Chronic stress is a well-known risk factor for the development of psychiatric illnesses including depression disorders. The brain requires a great deal of glucose, and stress is known to alter glucose metabolism. However, if stress-associated mental impairments are linked to affected glucose metabolism remains to be seen. Researchers at the Department for Psychiatry and Psychotherapy at the Mainz University Medical Center and the German Resilience Center (DRZ) in Mainz have now discovered that stress-induced mental disturbances in mice are directly linked to abnormal glucose metabolism. Normalizing the stress-induced alterations in glucose levels, using the anti-diabetic drug empagliflozin, restored spatial memory as well as long-term glucose metabolism. The results have been published recently in the scientific journal Proceedings of the National Academy of Sciences(PNAS).
The human brain needs a huge amount of energy to function, about ten times more than all other parts of the body. These energy demands make the brain very sensitive to changes in energy supply. Glucose uptake from the blood is very important in this process. Why does chronic stress lead to psychiatric disorders in some people (susceptible) while others, who experience similar life events, remain healthy (resilient)? Does chronic stress lead to stress-dependent changes in glucose metabolism? And are stress, glucose metabolism, and psychiatric alterations directly linked? These questions are being addressed by researchers in the Translational Psychiatry lab of Professor Marianne Müller at the University Medical Center of Johannes Gutenberg University Mainz (JGU) together with collaboration partners.

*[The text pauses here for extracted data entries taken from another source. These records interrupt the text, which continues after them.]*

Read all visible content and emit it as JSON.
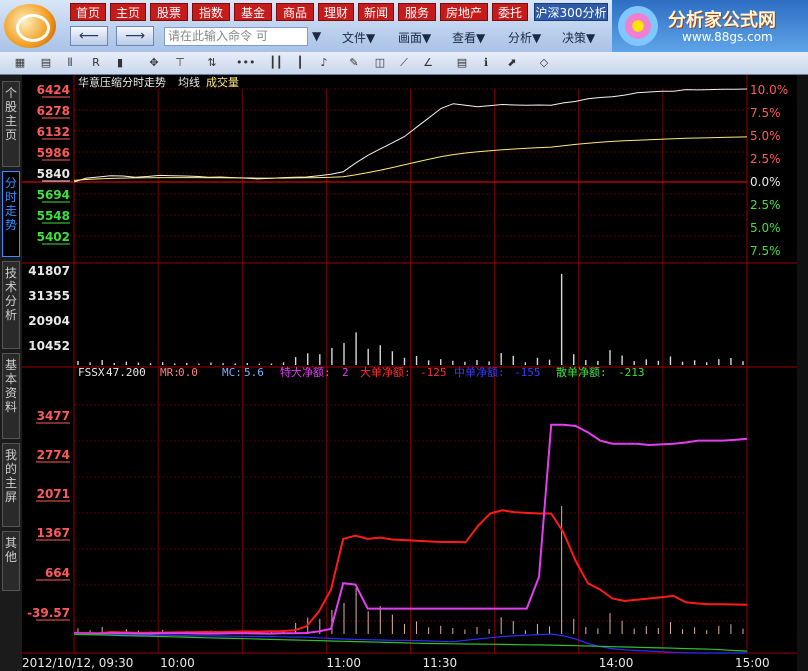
{
  "nav": {
    "row1": [
      "首页",
      "主页",
      "股票",
      "指数",
      "基金",
      "商品",
      "理财",
      "新闻",
      "服务",
      "房地产",
      "委托"
    ],
    "index_btn": "沪深300分析",
    "command_placeholder": "请在此输入命令  可",
    "menus": [
      "文件▼",
      "画面▼",
      "查看▼",
      "分析▼",
      "决策▼"
    ]
  },
  "brand": {
    "name": "分析家公式网",
    "url": "www.88gs.com"
  },
  "left_tabs": [
    "个股主页",
    "分时走势",
    "技术分析",
    "基本资料",
    "我的主屏",
    "其他"
  ],
  "chart_data": [
    {
      "type": "line",
      "title": "华意压缩分时走势",
      "legend": [
        "均线",
        "成交量"
      ],
      "price_ticks": [
        "6424",
        "6278",
        "6132",
        "5986",
        "5840",
        "5694",
        "5548",
        "5402"
      ],
      "pct_ticks": [
        "10.0%",
        "7.5%",
        "5.0%",
        "2.5%",
        "0.0%",
        "2.5%",
        "5.0%",
        "7.5%"
      ],
      "ylim": [
        5402,
        6424
      ],
      "base": 5840,
      "price_series": [
        5830,
        5855,
        5862,
        5870,
        5868,
        5860,
        5865,
        5872,
        5870,
        5868,
        5866,
        5860,
        5862,
        5858,
        5855,
        5850,
        5853,
        5858,
        5860,
        5862,
        5870,
        5880,
        5895,
        5950,
        6000,
        6040,
        6080,
        6120,
        6180,
        6240,
        6300,
        6330,
        6320,
        6310,
        6318,
        6325,
        6322,
        6320,
        6322,
        6320,
        6335,
        6345,
        6362,
        6370,
        6375,
        6385,
        6400,
        6405,
        6410,
        6410,
        6420,
        6418,
        6420,
        6422,
        6422,
        6424
      ],
      "avg_series": [
        5840,
        5846,
        5850,
        5853,
        5855,
        5856,
        5857,
        5858,
        5858,
        5858,
        5858,
        5857,
        5857,
        5856,
        5856,
        5855,
        5855,
        5855,
        5856,
        5857,
        5858,
        5860,
        5864,
        5875,
        5890,
        5905,
        5922,
        5940,
        5958,
        5975,
        5992,
        6005,
        6015,
        6023,
        6030,
        6036,
        6041,
        6046,
        6050,
        6053,
        6062,
        6070,
        6078,
        6084,
        6089,
        6093,
        6097,
        6100,
        6103,
        6106,
        6109,
        6111,
        6113,
        6115,
        6117,
        6118
      ]
    },
    {
      "type": "bar",
      "title": "成交量",
      "ticks": [
        "41807",
        "31355",
        "20904",
        "10452"
      ],
      "ylim": [
        0,
        41807
      ],
      "values": [
        1800,
        1200,
        2200,
        900,
        1500,
        1100,
        800,
        1300,
        700,
        900,
        600,
        1100,
        800,
        700,
        900,
        600,
        700,
        1200,
        3500,
        5200,
        4800,
        7600,
        9800,
        14500,
        7200,
        8800,
        6100,
        3200,
        4000,
        2100,
        2600,
        1900,
        1400,
        2200,
        1600,
        5300,
        4100,
        1200,
        3200,
        2400,
        40500,
        4800,
        2200,
        1800,
        6600,
        4200,
        1700,
        2500,
        1900,
        3800,
        1500,
        2100,
        1200,
        2600,
        3100,
        1700
      ]
    },
    {
      "type": "line",
      "title": "FSSX",
      "header": {
        "fssx": "47.200",
        "mr": "0.0",
        "mc": "5.6",
        "tdjm": "2",
        "ddjm": "-125",
        "zdjm": "-155",
        "sdjm": "-213"
      },
      "labels": {
        "mr": "MR:",
        "mc": "MC:",
        "tdjm": "特大净额:",
        "ddjm": "大单净额:",
        "zdjm": "中单净额:",
        "sdjm": "散单净额:"
      },
      "ticks": [
        "3477",
        "2774",
        "2071",
        "1367",
        "664",
        "-39.57"
      ],
      "ylim": [
        -300,
        3800
      ],
      "time_labels": [
        "2012/10/12, 09:30",
        "10:00",
        "11:00",
        "11:30",
        "14:00",
        "15:00"
      ],
      "series": [
        {
          "color": "#ff1a1a",
          "values": [
            20,
            15,
            10,
            30,
            25,
            20,
            18,
            22,
            25,
            28,
            30,
            32,
            30,
            35,
            40,
            38,
            42,
            45,
            60,
            120,
            350,
            700,
            1500,
            1550,
            1500,
            1520,
            1490,
            1480,
            1470,
            1460,
            1450,
            1450,
            1445,
            1700,
            1900,
            1950,
            1920,
            1910,
            1900,
            1900,
            1600,
            1150,
            800,
            700,
            560,
            520,
            540,
            560,
            580,
            600,
            500,
            480,
            470,
            470,
            465,
            460
          ]
        },
        {
          "color": "#e23ef2",
          "values": [
            10,
            8,
            6,
            12,
            10,
            8,
            6,
            10,
            12,
            10,
            8,
            6,
            8,
            10,
            12,
            8,
            6,
            10,
            12,
            15,
            40,
            80,
            800,
            780,
            400,
            400,
            400,
            400,
            400,
            400,
            400,
            400,
            400,
            400,
            400,
            400,
            400,
            400,
            900,
            3300,
            3300,
            3280,
            3180,
            3050,
            3000,
            3000,
            3000,
            2980,
            2990,
            3000,
            3020,
            3050,
            3050,
            3050,
            3060,
            3080
          ]
        },
        {
          "color": "#2d2dff",
          "values": [
            0,
            -5,
            -10,
            -8,
            -12,
            -15,
            -18,
            -20,
            -22,
            -25,
            -28,
            -30,
            -32,
            -35,
            -38,
            -40,
            -42,
            -45,
            -48,
            -50,
            -60,
            -70,
            -80,
            -85,
            -90,
            -95,
            -100,
            -100,
            -105,
            -110,
            -115,
            -120,
            -100,
            -80,
            -60,
            -40,
            -30,
            -20,
            -10,
            0,
            -30,
            -80,
            -150,
            -200,
            -230,
            -250,
            -260,
            -270,
            -280,
            -290,
            -295,
            -300,
            -300,
            -300,
            -300,
            -300
          ]
        },
        {
          "color": "#2fbf2f",
          "values": [
            -5,
            -10,
            -15,
            -20,
            -25,
            -30,
            -35,
            -40,
            -45,
            -50,
            -55,
            -60,
            -65,
            -70,
            -75,
            -80,
            -85,
            -90,
            -95,
            -100,
            -105,
            -110,
            -115,
            -120,
            -125,
            -130,
            -135,
            -140,
            -145,
            -150,
            -152,
            -155,
            -158,
            -160,
            -162,
            -165,
            -168,
            -170,
            -172,
            -175,
            -180,
            -185,
            -190,
            -195,
            -200,
            -205,
            -210,
            -215,
            -220,
            -225,
            -230,
            -235,
            -240,
            -250,
            -260,
            -270
          ]
        }
      ]
    }
  ]
}
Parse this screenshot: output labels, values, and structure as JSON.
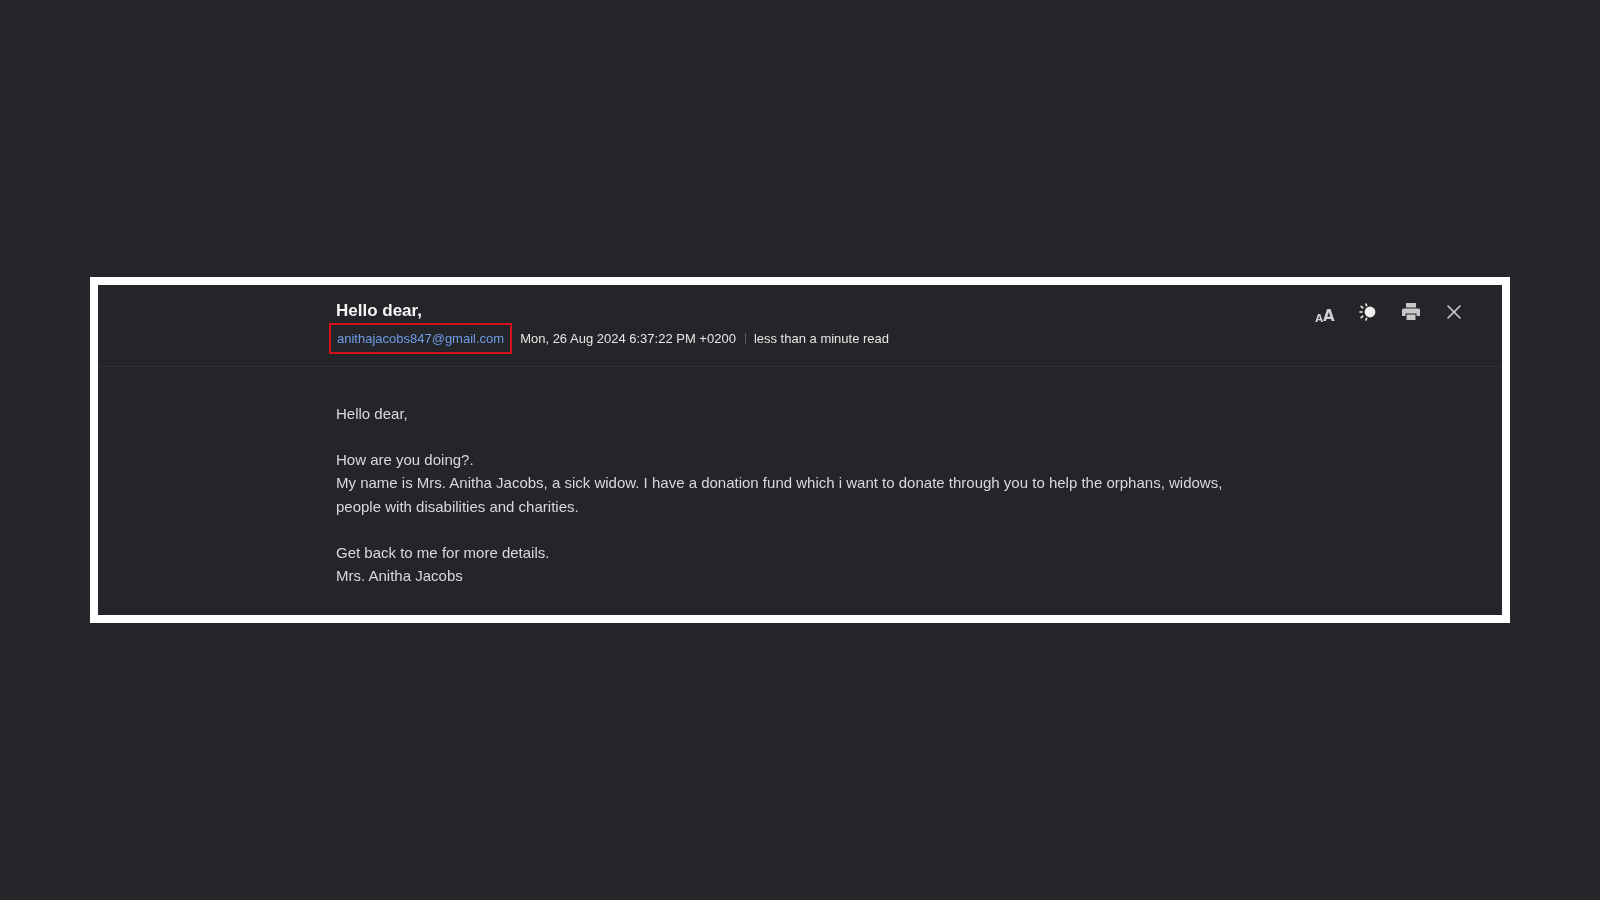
{
  "message": {
    "subject": "Hello dear,",
    "sender": {
      "email": "anithajacobs847@gmail.com",
      "highlighted": true
    },
    "date": "Mon, 26 Aug 2024 6:37:22 PM +0200",
    "read_time": "less than a minute read",
    "toolbar": [
      {
        "kind": "text_size",
        "small": "A",
        "large": "A"
      },
      {
        "kind": "theme"
      },
      {
        "kind": "print"
      },
      {
        "kind": "close"
      }
    ],
    "body": [
      {
        "lines": [
          "Hello dear,"
        ]
      },
      {
        "lines": [
          "How are you doing?.",
          "My name is Mrs. Anitha Jacobs, a sick widow. I have a donation fund which i want to donate through you to help the orphans, widows, people with disabilities and charities."
        ]
      },
      {
        "lines": [
          "Get back to me for more details.",
          "Mrs. Anitha Jacobs"
        ]
      }
    ]
  }
}
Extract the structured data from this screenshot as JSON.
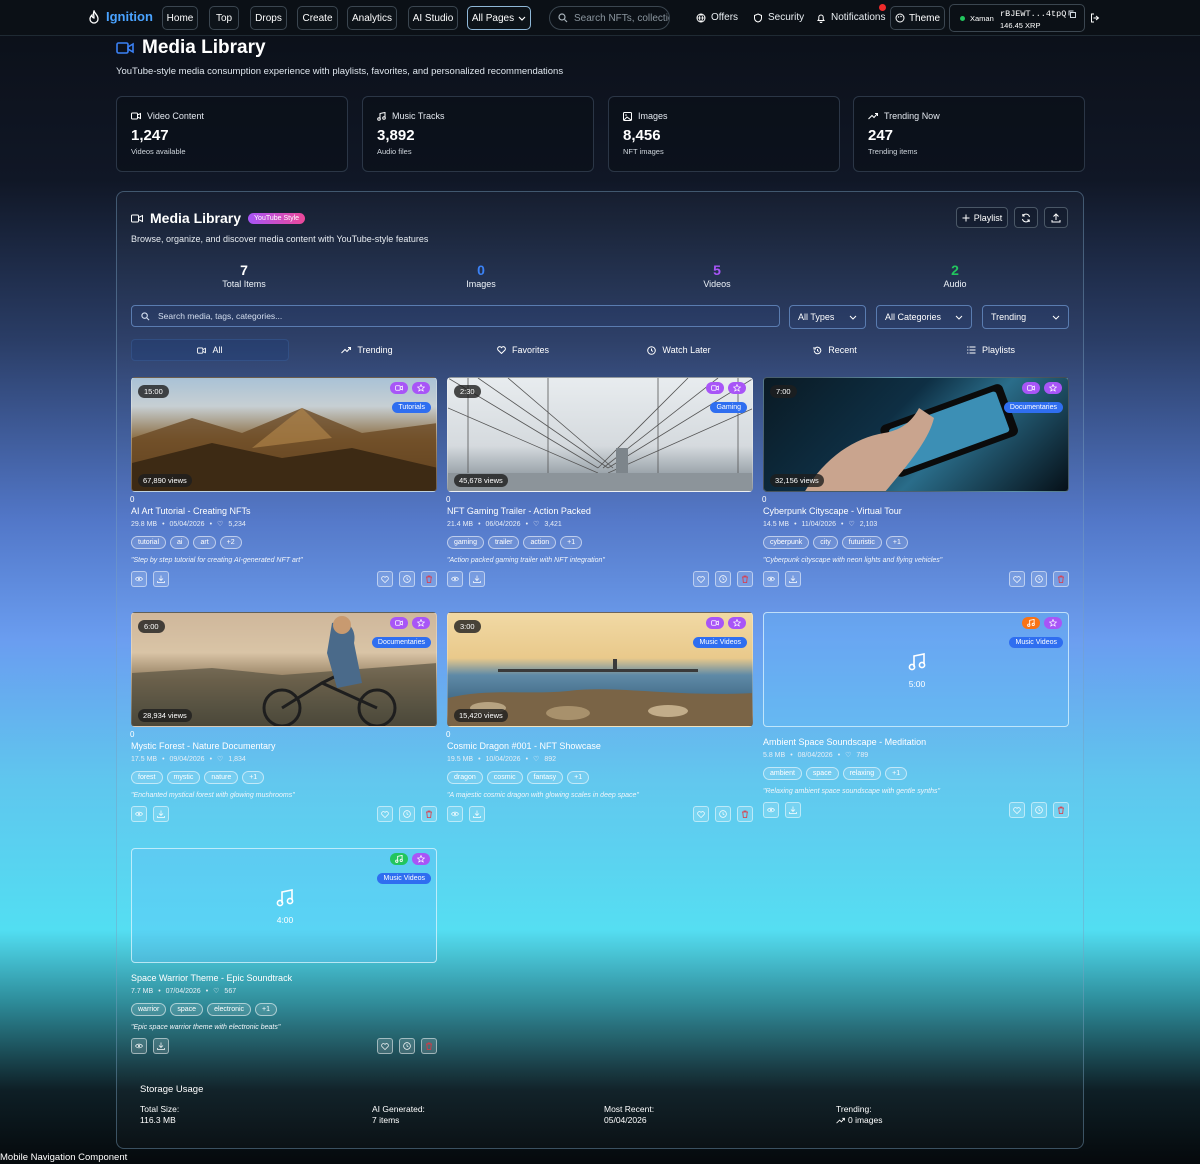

In the study presented here, researchers have investigated long-term changes in glucose metabolism in an animal model for chronic social stress. Stress disrupted glucose levels and its metabolism in the periphery as well as in the brain. These defects led to spatial memory impairments. Stressed animals displayed increased blood glucose levels that developed early after stress, and the brain was hyperglycemic while showing reduced glucose uptake. To investigate whether the high glucose levels after stress are harmful, researchers made use of the anti-diabetic medication empagliflozin. Addition of empagliflozin to the normal food stimulated glucose excretion through the urine, which normalized the stress-induced hyperglycemia.
“However, not all animals responded the same,” said Tanja Jene, PhD student and co-first author on the work. “Within the stressed population clear subgroups could be distinguished, i.e., those that increased glucose levels after stress whereas others kept normal glucose levels.” Interestingly, only stressed individuals with high glucose levels after stress developed cognitive impairments (susceptible). High glucose stressed animals also benefited strongly from empagliflozin treatment as spatial memory was normalized as well as long-term glucose metabolism. However, for stressed animals that kept normal glucose levels (resilient), empagliflozin impaired their – otherwise intact – spatial memory.
“Our results demonstrate that chronic stress can impair spatial memory through alterations in glucose levels and that intact glucose metabolism is pivotal for memory-related processes,” explained Dr. Michael van der Kooij, who designed the study in the Mainz-based Translational Psychiatry lab. “Furthermore, the findings highlight the importance of individuality since all subjects experienced the same stress, but only a proportion was susceptible as these developed disturbances at the levels of glucose metabolism and, hence, cognitive impairments. The fact that stress-susceptibility or resilience could be predicted early after stress by measuring blood glucose levels fuels the belief that perhaps in humans with stress-related disorders, such as depression, abnormal glucose metabolism may also play a major role and that the classification strategies as employed in the current study could enhance treatment efficacy.”